Privately held, Marcellus-focused operator HG Energy drilled 65% longer laterals among its Appalachian neighbors in 2024, while pumping 62% more proppant per lateral foot, according to findings in a new Appalachian Basin study.

The Quantum Capital Group-backed E&P used some 3,500 lb of sand per foot, asset divestment advisor Energy Advisors (EA) reported from its findings.

Next nearest was Ascent Resources with just under 3,000 lb/ft.

Other operators ranged from just under 2,000 lb (Repsol SA and National Fuel Gas’ E&P, Seneca Resources) to about 2,600 lb (Coterra Energy).

The 2024 average among all Marcellus operators was about 2,250 lb per foot, EA found.

In lateral length, HG’s 2024 average was about 22,500 ft, while the second-longest were made by Gulfport Energy, averaging some 18,000 ft.

Other operators ranged from less than 10,000 ft (Coterra and PennEnergy) to about 15,000 ft (Ascent and CNX Resources).

Appalachian Lateral and Proppant
HG Energy led in pushing both lateral length and proppant intensity among Appalachian Basin operators in 2024. (Source: Energy Advisors Group, citing Enverus data)

An M&A target

Parkersburg, West Virginia-based HG is an M&A target among U.S. gas producers as gas futures have grown to more than $4/MMBtu, current LNG exports are more than 15 Bcf/d and overall U.S. gas exports, including via pipe to Mexico, are some 23 Bcf/d.

Also, U.S. electricity demand is expected to grow by 71 Bcf/d equivalent to power new generative AI data centers. The figure is based on NextEra Energy’s estimation of an additional 450 gigawatts of electrons needed on the U.S. grid in the coming few years.

Meanwhile, another 13 Bcf/d of LNG export capacity is to come online by 2030.

“Operators with low-cost structures are optimistic as the call on more U.S. gas by LNG and AI powergen of 20 Bcf/d-plus by 2030 bodes well for future pricing,” reported Brian Lidsky, EA’s director of research.

The Appalachian Basin’s largest producer, EQT Corp., recently signed to buy Olympus Energy for $1.8 billion in cash (28%) and stock (72%), picking up some 500 MMcf/d, Lidsky noted.

Olympus was a Blackstone portfolio company.

Also, CNX bought Apex Energy II, a Carnelian Energy Capital portfolio company.

“Room for further consolidations remains high with 900-plus operators in the basin,” Lidsky reported.

773 MMcf/d from 104 wells

Through 2024, HG had 104 wells online, EA found, compared with Appalachia’s largest producers, EQT and Expand Energy, each with just under 800. The basin’s overall well count was 4,926.

HG’s production in 2024 was 773 MMcf/d, all gas except for 187 bbl/d of NGL, according to EA.

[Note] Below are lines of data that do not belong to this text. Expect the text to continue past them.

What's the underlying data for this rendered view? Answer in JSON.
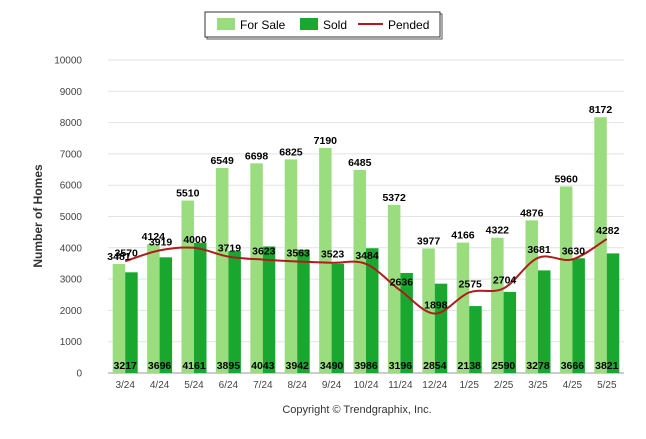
{
  "chart_data": {
    "type": "bar",
    "categories": [
      "3/24",
      "4/24",
      "5/24",
      "6/24",
      "7/24",
      "8/24",
      "9/24",
      "10/24",
      "11/24",
      "12/24",
      "1/25",
      "2/25",
      "3/25",
      "4/25",
      "5/25"
    ],
    "series": [
      {
        "name": "For Sale",
        "type": "bar",
        "color": "#99dd7f",
        "values": [
          3481,
          4124,
          5510,
          6549,
          6698,
          6825,
          7190,
          6485,
          5372,
          3977,
          4166,
          4322,
          4876,
          5960,
          8172
        ]
      },
      {
        "name": "Sold",
        "type": "bar",
        "color": "#1aa72f",
        "values": [
          3217,
          3696,
          4161,
          3895,
          4043,
          3942,
          3490,
          3986,
          3196,
          2854,
          2138,
          2590,
          3278,
          3666,
          3821
        ]
      },
      {
        "name": "Pended",
        "type": "line",
        "color": "#b01c1c",
        "values": [
          3570,
          3919,
          4000,
          3719,
          3623,
          3563,
          3523,
          3484,
          2636,
          1898,
          2575,
          2704,
          3681,
          3630,
          4282
        ]
      }
    ],
    "ylabel": "Number of Homes",
    "xlabel": "",
    "ylim": [
      0,
      10000
    ],
    "yticks": [
      0,
      1000,
      2000,
      3000,
      4000,
      5000,
      6000,
      7000,
      8000,
      9000,
      10000
    ],
    "grid": true,
    "legend": "top-center",
    "footer": "Copyright © Trendgraphix, Inc."
  }
}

In 2023, HG Energy ranked 15th in boe/d among all privately held U.S. oil and gas producers in a 2024 Enverus study for Hart Energy.

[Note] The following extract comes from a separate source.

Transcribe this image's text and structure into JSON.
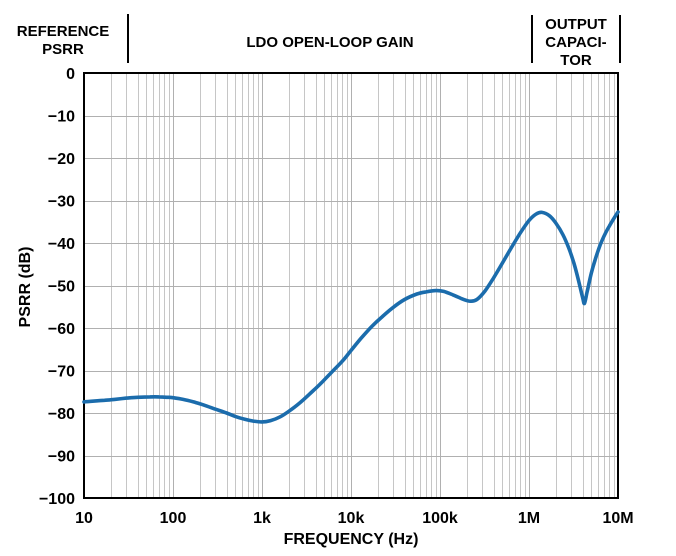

The operator’s 2023 output averaged 115,456 boe/d, 2% gas liquids, from just 94 wells at the time, according to Enverus’ findings.

Gas averaged 682 MMcf/d; NGL, 1,858 bbl/d.

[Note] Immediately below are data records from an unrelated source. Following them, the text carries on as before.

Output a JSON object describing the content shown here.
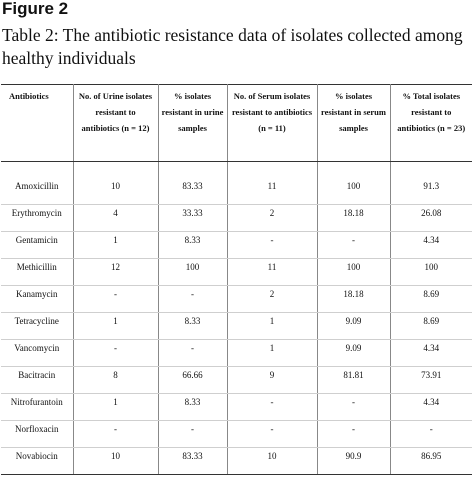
{
  "figure_label": "Figure 2",
  "caption": "Table 2: The antibiotic resistance data of isolates collected among healthy individuals",
  "table": {
    "headers": [
      "Antibiotics",
      "No. of Urine isolates resistant to antibiotics (n = 12)",
      "% isolates resistant in urine samples",
      "No. of Serum isolates resistant to antibiotics (n = 11)",
      "% isolates resistant in serum samples",
      "% Total isolates resistant to antibiotics (n = 23)"
    ],
    "rows": [
      [
        "Amoxicillin",
        "10",
        "83.33",
        "11",
        "100",
        "91.3"
      ],
      [
        "Erythromycin",
        "4",
        "33.33",
        "2",
        "18.18",
        "26.08"
      ],
      [
        "Gentamicin",
        "1",
        "8.33",
        "-",
        "-",
        "4.34"
      ],
      [
        "Methicillin",
        "12",
        "100",
        "11",
        "100",
        "100"
      ],
      [
        "Kanamycin",
        "-",
        "-",
        "2",
        "18.18",
        "8.69"
      ],
      [
        "Tetracycline",
        "1",
        "8.33",
        "1",
        "9.09",
        "8.69"
      ],
      [
        "Vancomycin",
        "-",
        "-",
        "1",
        "9.09",
        "4.34"
      ],
      [
        "Bacitracin",
        "8",
        "66.66",
        "9",
        "81.81",
        "73.91"
      ],
      [
        "Nitrofurantoin",
        "1",
        "8.33",
        "-",
        "-",
        "4.34"
      ],
      [
        "Norfloxacin",
        "-",
        "-",
        "-",
        "-",
        "-"
      ],
      [
        "Novabiocin",
        "10",
        "83.33",
        "10",
        "90.9",
        "86.95"
      ]
    ]
  }
}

In 2018, its production averaged 82,130 boe/d, 9% liquids, from 11 wells, according to a 2019 Enverus review. Gas averaged 449 MMcf/d; NGL, 7,355 bbl/d.

Elliott, Andros stakes

Quantum initially backed HG in 2017 in HG’s $1.2 billion acquisition of Noble Energy’s Appalachian property.

In early 2024, Elliott Investment Management took a $500 million stake in a $1.6 billion Quantum fundraise to buy HG from previous Quantum funds.

Andros Capital Partners also joined the fund.

The “continuation fund” was created as the prior fund was expiring and the 12-month natural gas strip had sunk to less than $3/Mcf, which would have put HG in a fire sale situation.

Currently, strip is $4.10.

Lidsky said some Appalachian operators’ breakevens are less than $2/MMBtu.